Ángel Guerra Cabrera
El rostro de cruda violencia que ha tomado la escalada subversiva en Bolivia vísperas del refrendo revocatorio ha costado ya derramamiento de sangre de trabajadores e impedido el desplazamiento del presidente Evo Morales a importantes actividades de su agenda en las republiquetas sediciosas. Al habitual desafío al orden constitucional y a la investidura presidencial de los prefectos separatistas y sus grupos de choque fascistas se han sumado ahora protestas de segmentos populares, de cuyos líderes, especialmente los de la Confederación Obrera Boliviana, cabe sospechar motivaciones mucho más ominosas que el infantilismo de izquierda. En rigor, su aliento a la violencia y al sabotaje dinamitero hacen parte objetivamente del plan desestabilizador del imperialismo en uno de los momentos más definitorios de la historia boliviana.
Es demasiado importante lo que está en juego en la crispante confrontación de estos días entre la elite oligárquica y el pueblo, pues los resultados del referendo revocatorio del próximo domingo podrían inclinar decisivamente en favor del proceso de transformaciones encabezado por Evo Morales el empate técnico existente en la correlación de fuerzas políticas. Tal desenlace implicaría un duro golpe a los planes del imperialismo yanqui en América Latina, que buscan destruir a toda costa los principales bastiones de la corriente emancipadora que amenaza con quebrar su hegemonía en la región. Bolivia es uno de esos bastiones por el vigor de su movimiento indígena-popular, las realizaciones del gobierno de Evo y su talento, entrega y prestigio. A consecuencia de la crisis de legitimidad de los partidos y caciques de la oligarquía, Estados Unidos sólo ha encontrado cartas fuertes que jugar contra el presidente constitucional en el separatismo, el racismo y el regionalismo, enarbolados por una mayoría de prefectos departamentales y los llamados comités cívicos, reductos del colonialismo latifundista interno, de irritantes privilegios, del odio a los indios y del neoliberalismo. Y es que entre ellos no existe personero ni organización política que pueda, siquiera a mediano plazo, ganar una elección nacional a Evo Morales y al Movimiento al Socialismo.
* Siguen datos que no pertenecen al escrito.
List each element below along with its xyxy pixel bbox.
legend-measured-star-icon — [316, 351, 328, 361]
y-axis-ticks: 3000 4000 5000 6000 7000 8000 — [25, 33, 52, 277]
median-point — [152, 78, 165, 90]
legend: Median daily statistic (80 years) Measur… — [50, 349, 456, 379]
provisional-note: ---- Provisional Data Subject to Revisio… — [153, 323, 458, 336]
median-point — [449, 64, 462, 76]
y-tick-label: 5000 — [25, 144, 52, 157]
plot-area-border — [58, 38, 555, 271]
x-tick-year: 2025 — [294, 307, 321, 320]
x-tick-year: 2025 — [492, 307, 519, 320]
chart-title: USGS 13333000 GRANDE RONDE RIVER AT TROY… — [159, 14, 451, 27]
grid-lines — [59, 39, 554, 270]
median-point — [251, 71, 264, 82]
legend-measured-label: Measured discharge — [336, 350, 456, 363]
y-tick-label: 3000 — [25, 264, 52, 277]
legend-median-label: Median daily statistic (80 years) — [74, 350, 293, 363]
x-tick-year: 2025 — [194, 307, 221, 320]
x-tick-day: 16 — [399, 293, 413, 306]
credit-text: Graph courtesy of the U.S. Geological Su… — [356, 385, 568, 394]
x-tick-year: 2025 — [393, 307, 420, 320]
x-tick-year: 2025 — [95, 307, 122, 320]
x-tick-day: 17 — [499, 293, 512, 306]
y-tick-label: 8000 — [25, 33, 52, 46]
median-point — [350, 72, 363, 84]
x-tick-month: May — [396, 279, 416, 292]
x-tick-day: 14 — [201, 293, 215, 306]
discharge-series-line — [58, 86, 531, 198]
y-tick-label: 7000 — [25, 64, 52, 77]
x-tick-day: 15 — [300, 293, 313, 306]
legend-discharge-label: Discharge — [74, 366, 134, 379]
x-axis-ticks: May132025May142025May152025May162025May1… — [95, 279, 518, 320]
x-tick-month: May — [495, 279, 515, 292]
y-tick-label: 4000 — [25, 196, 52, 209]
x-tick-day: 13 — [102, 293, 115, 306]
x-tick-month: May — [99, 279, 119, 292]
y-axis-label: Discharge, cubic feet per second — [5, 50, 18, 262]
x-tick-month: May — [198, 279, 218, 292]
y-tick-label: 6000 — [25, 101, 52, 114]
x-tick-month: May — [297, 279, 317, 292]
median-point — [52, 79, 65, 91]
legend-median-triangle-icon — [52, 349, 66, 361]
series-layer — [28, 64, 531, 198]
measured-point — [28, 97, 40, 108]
Así pues, Washington no tiene más alternativa para recuperar su control sobre Bolivia y sus recursos naturales que la subversión desembozada, como se ha comprobado hasta la saciedad en el accionar ilegal y sedicioso de los prefectos. Pero cuando vio la inminente amenaza de victoria popular en el referendo decidió acelerar la marcha de las acciones desestabilizadoras con el objetivo inmediato, aunque no único, de impedirlo o empañar gravemente su celebración en abierto desacato a la institucionalidad democrática. Desde hace aproximadamente un mes trascendió que la embajada de Estados Unidos recomendó a los seis prefectos sediciosos no someterse a la consulta, pues conocía por encuestas propias que la mayoría de ellos, su grupo de choque insustituible contra el proyecto trasformador, perderían sus cargos si eran sujetos al veredicto de las urnas, mientras el presidente Evo Morales y su vice Álvaro García Linera conservarían los suyos con una copiosa votación.
El plan yanqui ha acudido a un despliegue inusitado del poder económico, mediático, cultural y coercitivo casi intacto de la oligarquía y a sus testaferros en el aparato del Estado para tronchar la celebración del referendo con continuos pretextos legaloides y mentiras combinados con peligrosas provocaciones de corte fascista, que si no han logrado desencadenar una contienda civil es gracias a los nervios de acero de que han hecho gala Evo, su equipo de gobierno y los movimientos sociales.
Evo y el movimiento indígena-popular boliviano han dictado ya cátedra en el arte de vencer por vía política a una derecha rabiosa como pocas y pueden movilizar multitudes a las calles si fuera necesario. Merecen confianza y toda la solidaridad en esta hora crítica.